I've experimented with multiple consumers, both within GCP's network and outside it, with multiple variations of the consumer code (Python and Go).

I tried truncating the handler to simply ack the message and still end up with a consumption rate of 10% of the publishing rate.

I also experimented with the Cloud Dataflow pubsub to bigquery template and its consumption rate was similar.

I have a single sub, with a 10m deadline and consumers with a minimal handler - checking the publishTime field vs now yields 0 so there's no delivery delay... And yet I'm seeing less than 100 messages per second vs 3k being published.

pongad commented 6 years ago

@marklr Can you see if suggestions in this thread helps you? If you have further question, let's discuss on the linked thread instead. Your concern seems to be around performance, not message duplication.

anorth2 commented 6 years ago

Exact same issue as marklr. There is something seriously messed up with the current clients. The Go client is at least reliable compared to the Python client, but right now (with 10 pubsub consumer replicas) in GKE we get spikes to 700ish pull operations per second (but looking at the graph it has stabilized to 70/s), spike of 70 acks/s (stabilized to 1/s) and around 10,000 modify ack deadline operations per second (constant, no correlation to consumption rate).

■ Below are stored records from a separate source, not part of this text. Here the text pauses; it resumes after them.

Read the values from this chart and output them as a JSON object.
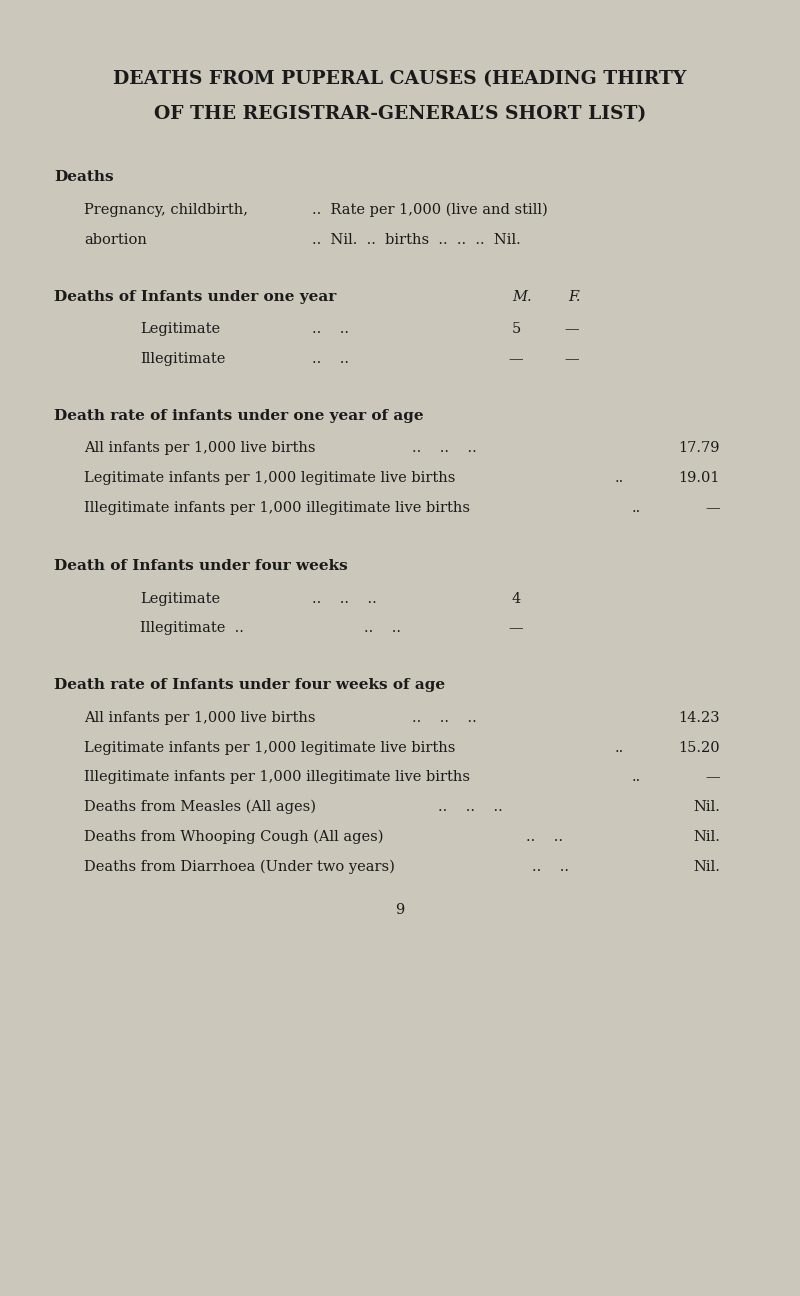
{
  "bg_color": "#cbc8bb",
  "title_line1": "DEATHS FROM PUPERAL CAUSES (HEADING THIRTY",
  "title_line2": "OF THE REGISTRAR-GENERAL’S SHORT LIST)",
  "page_number": "9",
  "font_size_title": 13.5,
  "font_size_header": 11.0,
  "font_size_body": 10.5,
  "text_color": "#1a1a1a"
}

We have the same behavior with an ack deadline set to 10 seconds, and to 100 seconds.

What the hell. This has been an issue since September. Why hasn't it been fixed.

jba commented 6 years ago

@anorth2, the issue @marklr is having has to do with low message processing rates in Subscription.Receive. Is that what you're experiencing? If so, what are your ReceiveSettings?

anorth2 commented 6 years ago

@jba sub.ReceiveSettings.MaxOutstandingMessages = 25

jba commented 6 years ago

As mentioned in #824, you can turn on the firehose by setting both MaxOutstanding fields to -1.

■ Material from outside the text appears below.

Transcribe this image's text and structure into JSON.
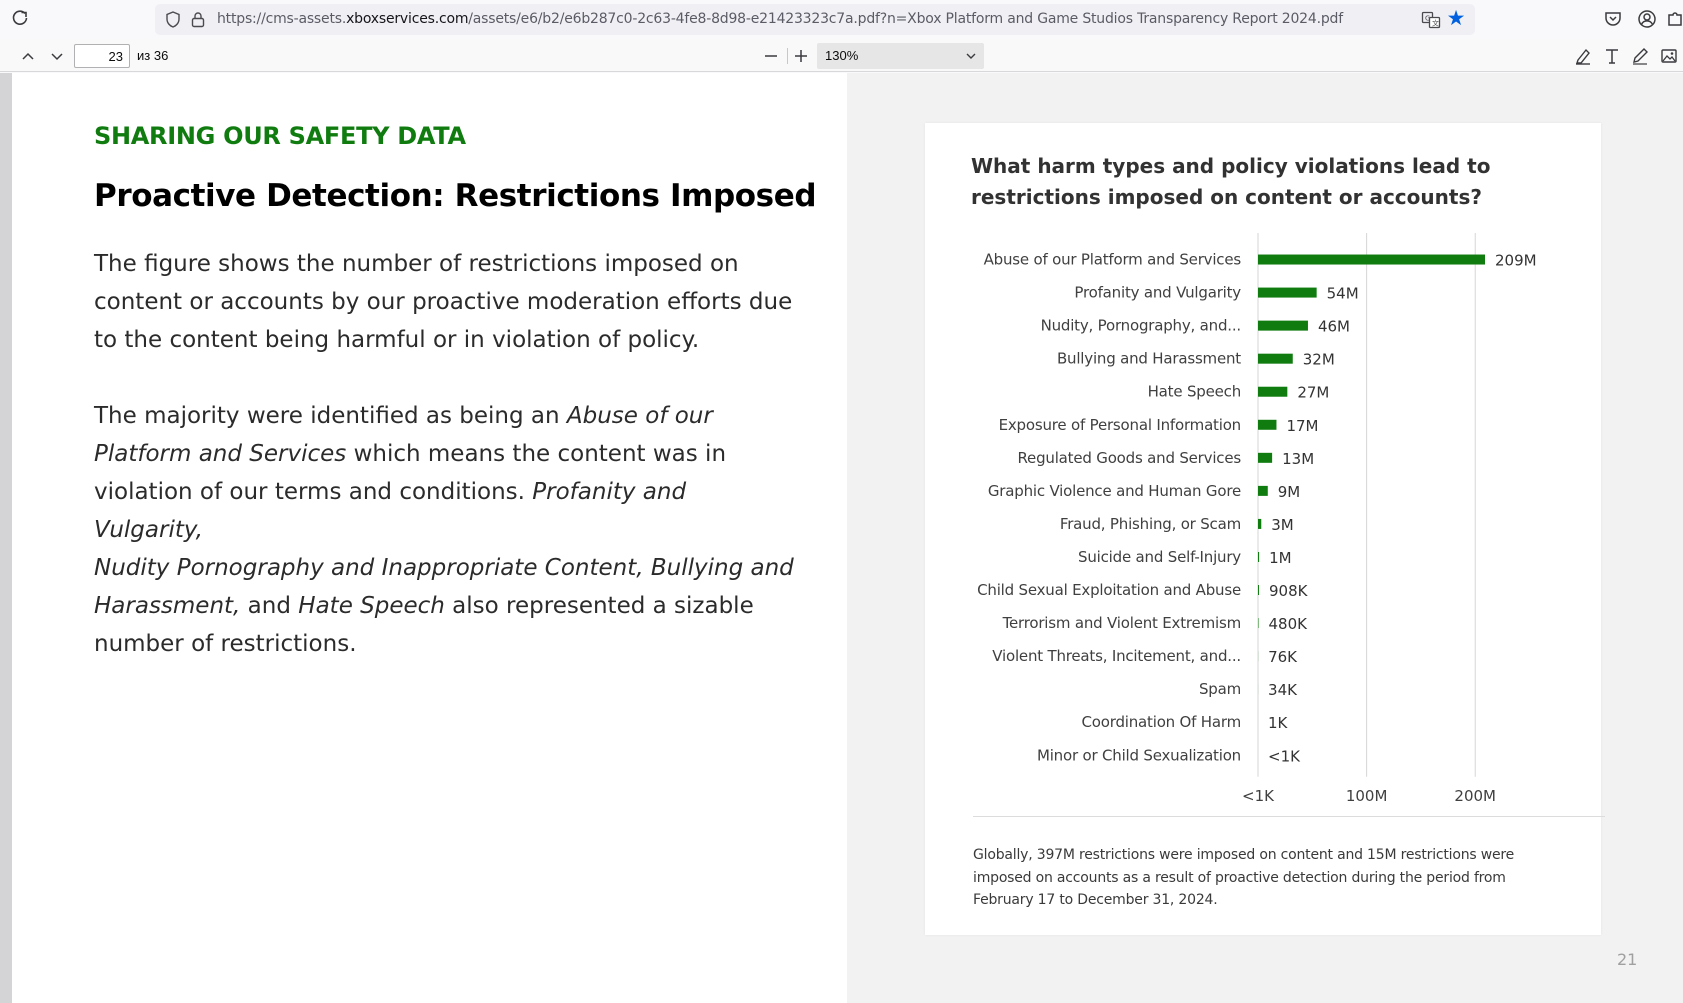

I'm curious about the stats you quoted. How did you measure the number of modify ack deadline operations, for example? When you use Receive, there shouldn't be any ModifyAckDeadline RPCs. Nor should there be Acknowledge or Pull RPCs. Those are all replaced by the StreamingPull call.

What version of the Go client are you using?

anorth2 commented 6 years ago

@jba apologies, they are all streamingpull operations. Measured via stackdriver. Why would setting MaxOutstanding to unlimited increase the ack rate when the message pull rate is already close to 1000/s?

pongad commented 6 years ago

@jba, if you go to "Monitoring" in cloud console then resources -> pub/sub, you can pull up metrics about your subscription. It separates acks from the rest.

@anorth2 Is there any details you can provide? How long you need to process a message? Does the issue occur right at start up or after 10 hours? etc. We have a load test we periodically run and we are able to consistently pull and ack ~300MB worth of messages every second. Perhaps it's a bug that doesn't act up in our test cases.

I (or Jean) can investigate this.

anorth2 commented 6 years ago

@pongad We changed our consumer to ack immediately (to remove any possibility of time out). It behaves this way immediately. Notably this behavior only exists in kubernetes. Running locally (inside a docker container) it executes perfectly.

jfbus commented 6 years ago

I don't know if it's relevant, but our consumers (affected by the duplicates issue) also run on kubernetes (GKE).